Our client was a leading thoroughbred racehorse owner who buys horses at claiming races at thoroughbred racetracks throughout the country. His ability to race these horses was restricted by what are commonly referred to as “claiming jail” regulations, which in certain states require purchasers of claiming race horses to only race those horses, for a period of time, at the track from which they were purchased or at other tracks within that same state.


After having unsuccessfully challenged Kentucky’s claiming jail regulations with another law firm, our client asked Frost Brown Todd (FBT) to represent him in challenging claiming jail regulations in Indiana.
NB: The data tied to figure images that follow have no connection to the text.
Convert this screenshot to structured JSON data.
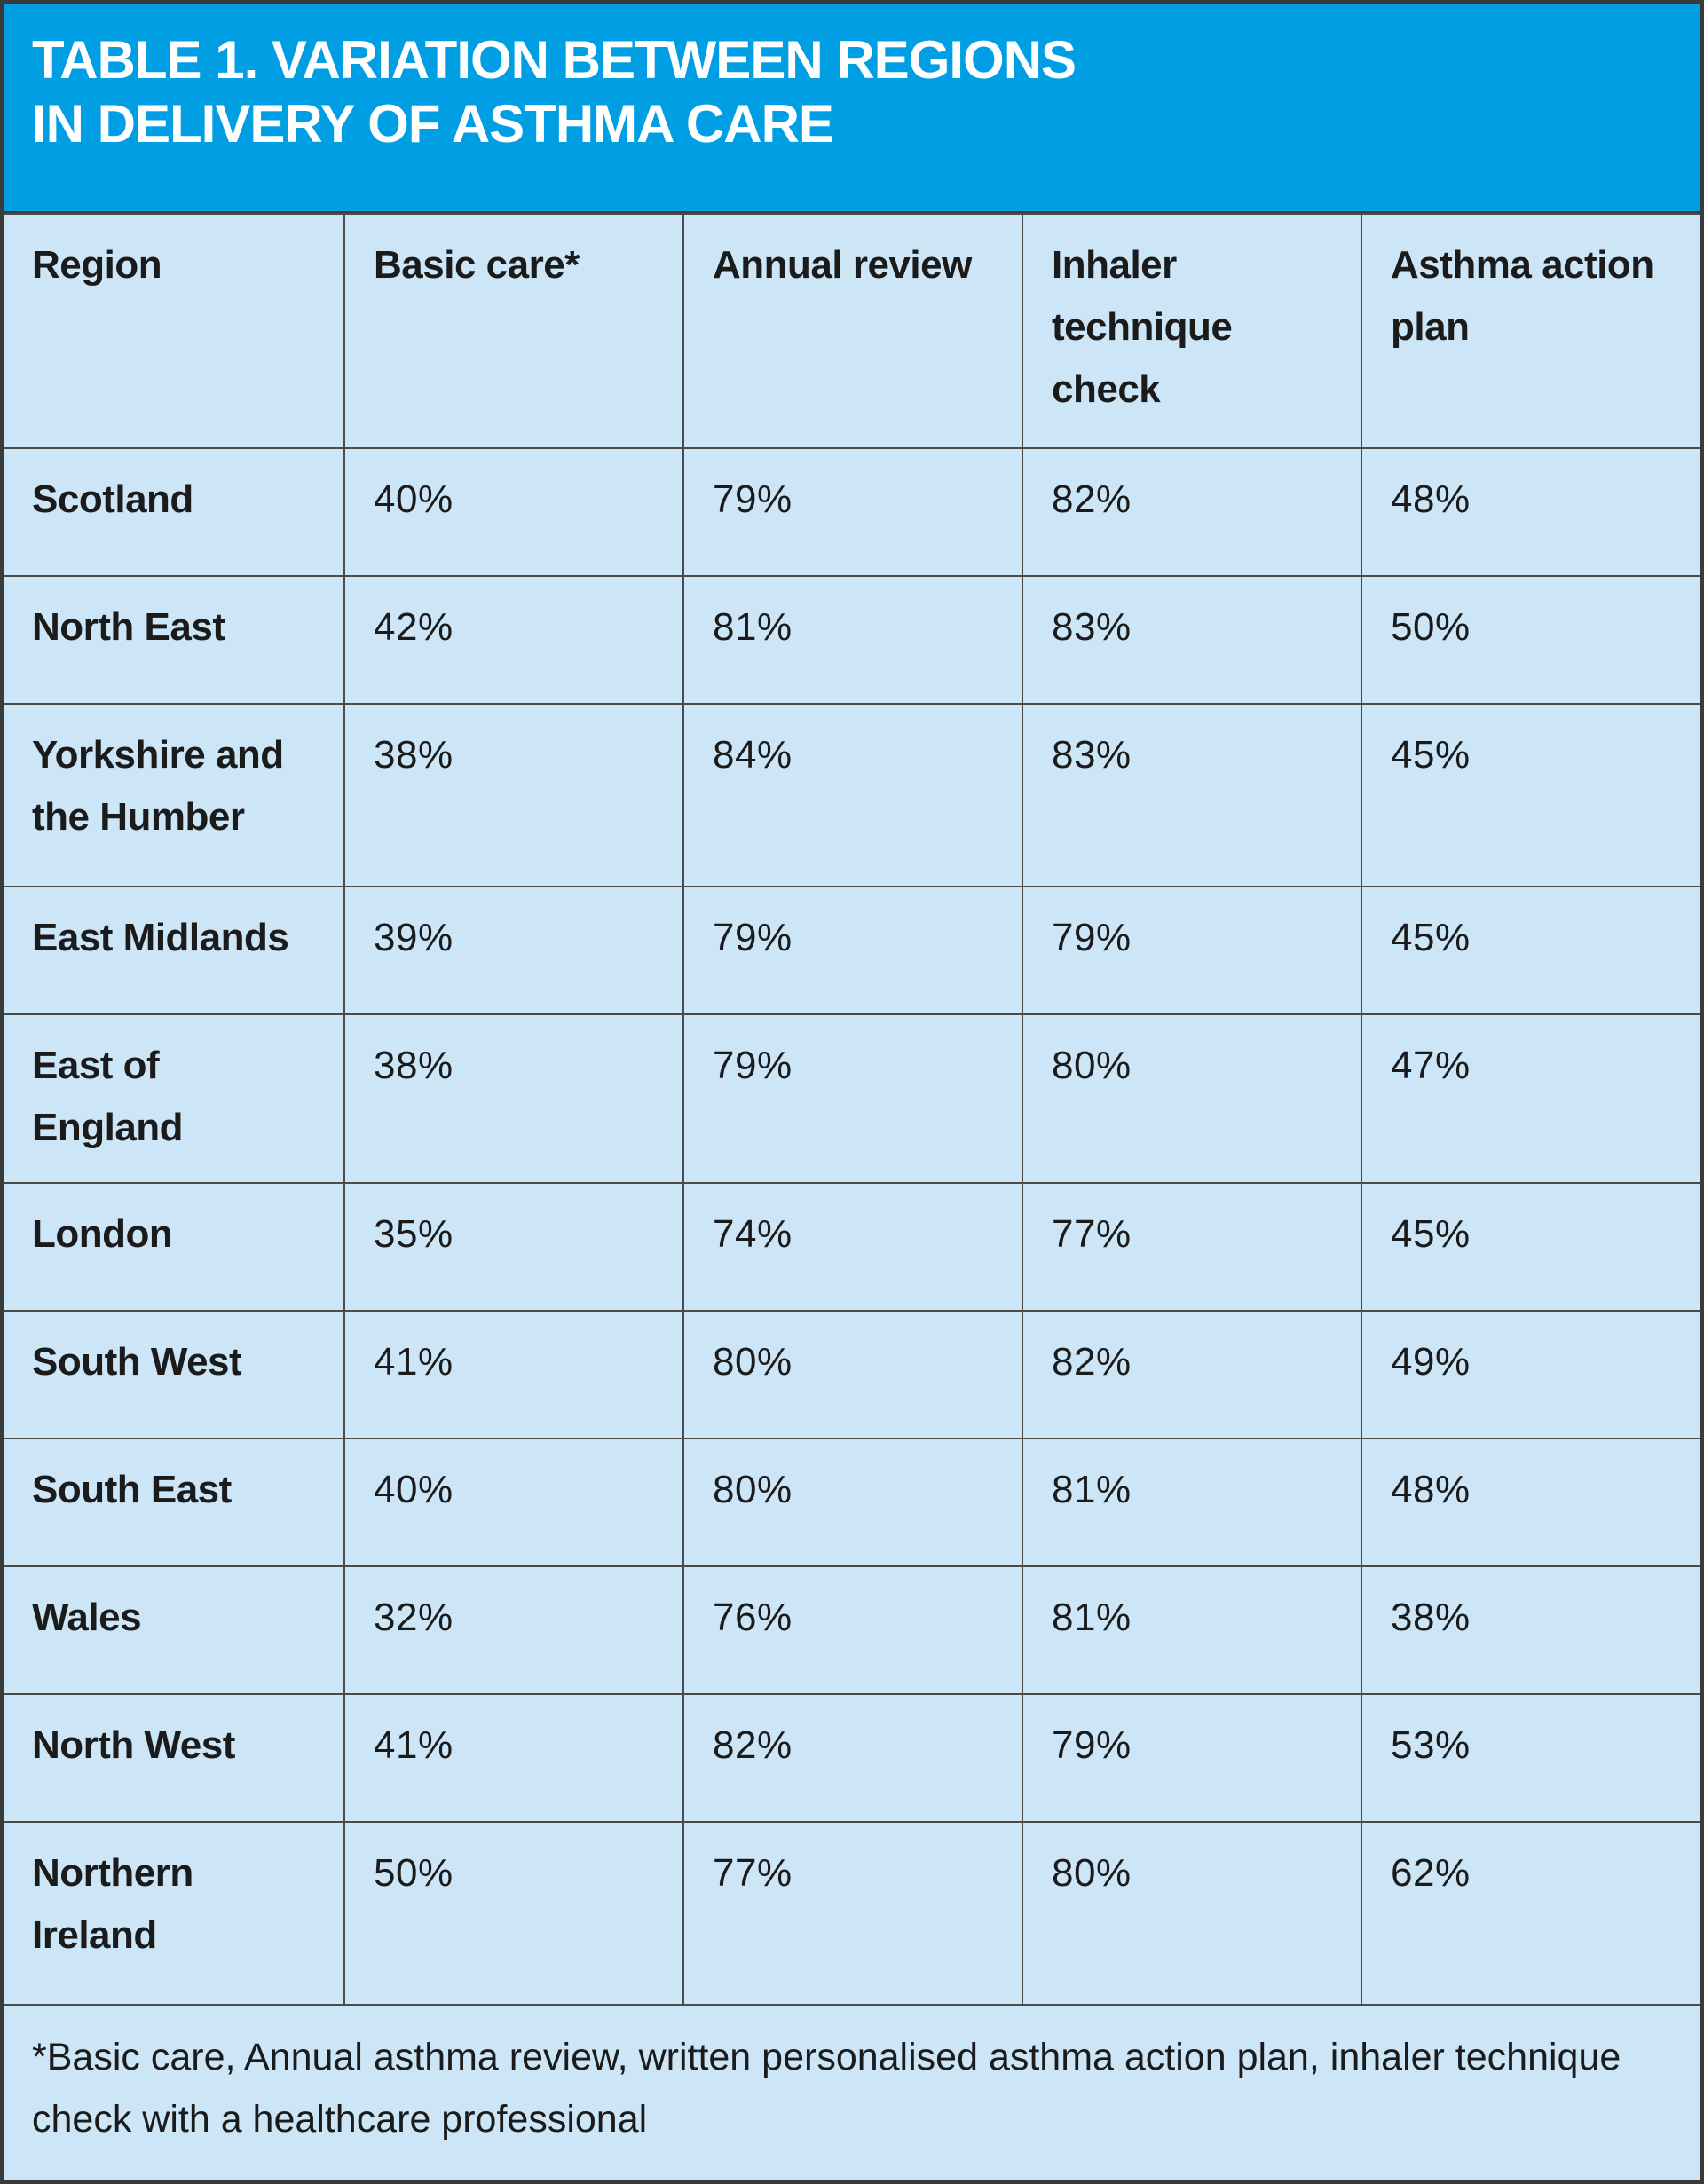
{
  "title": {
    "line1": "TABLE 1. VARIATION BETWEEN REGIONS",
    "line2": "IN DELIVERY OF ASTHMA CARE"
  },
  "table": {
    "headers": [
      "Region",
      "Basic care*",
      "Annual review",
      "Inhaler technique check",
      "Asthma action plan"
    ],
    "rows": [
      {
        "region": "Scotland",
        "basic_care": "40%",
        "annual_review": "79%",
        "inhaler_check": "82%",
        "action_plan": "48%"
      },
      {
        "region": "North East",
        "basic_care": "42%",
        "annual_review": "81%",
        "inhaler_check": "83%",
        "action_plan": "50%"
      },
      {
        "region": "Yorkshire and the Humber",
        "basic_care": "38%",
        "annual_review": "84%",
        "inhaler_check": "83%",
        "action_plan": "45%"
      },
      {
        "region": "East Midlands",
        "basic_care": "39%",
        "annual_review": "79%",
        "inhaler_check": "79%",
        "action_plan": "45%"
      },
      {
        "region": "East of England",
        "basic_care": "38%",
        "annual_review": "79%",
        "inhaler_check": "80%",
        "action_plan": "47%"
      },
      {
        "region": "London",
        "basic_care": "35%",
        "annual_review": "74%",
        "inhaler_check": "77%",
        "action_plan": "45%"
      },
      {
        "region": "South West",
        "basic_care": "41%",
        "annual_review": "80%",
        "inhaler_check": "82%",
        "action_plan": "49%"
      },
      {
        "region": "South East",
        "basic_care": "40%",
        "annual_review": "80%",
        "inhaler_check": "81%",
        "action_plan": "48%"
      },
      {
        "region": "Wales",
        "basic_care": "32%",
        "annual_review": "76%",
        "inhaler_check": "81%",
        "action_plan": "38%"
      },
      {
        "region": "North West",
        "basic_care": "41%",
        "annual_review": "82%",
        "inhaler_check": "79%",
        "action_plan": "53%"
      },
      {
        "region": "Northern Ireland",
        "basic_care": "50%",
        "annual_review": "77%",
        "inhaler_check": "80%",
        "action_plan": "62%"
      }
    ]
  },
  "footnote": "*Basic care, Annual asthma review, written personalised asthma action plan, inhaler technique check with a healthcare professional",
  "colors": {
    "title_background": "#009fe3",
    "table_background": "#cde6f7",
    "grid_lines": "#4a4a4a"
  }
}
FBT’s trial team, led by Barry Hunter, brought a constitutional claim under 42 U.S.C. §1983 against the Indiana Horse Racing Commission, contending that Indiana’s claiming jail regulations, which prohibit the owners of horses acquired at Indiana claiming races to race them  in any other states, violated the U.S. Constitution’s Commerce Clause  forbidding states from passing laws/regulations which discriminate against commerce in other states.

Client Benefit

The U.S. District Court for the Northern District of Indiana entered judgment in our client’s favor, finding that Indiana claiming jail regulation was unconstitutional, striking the regulation and awarding our client the attorneys’ fees he incurred in bringing the action.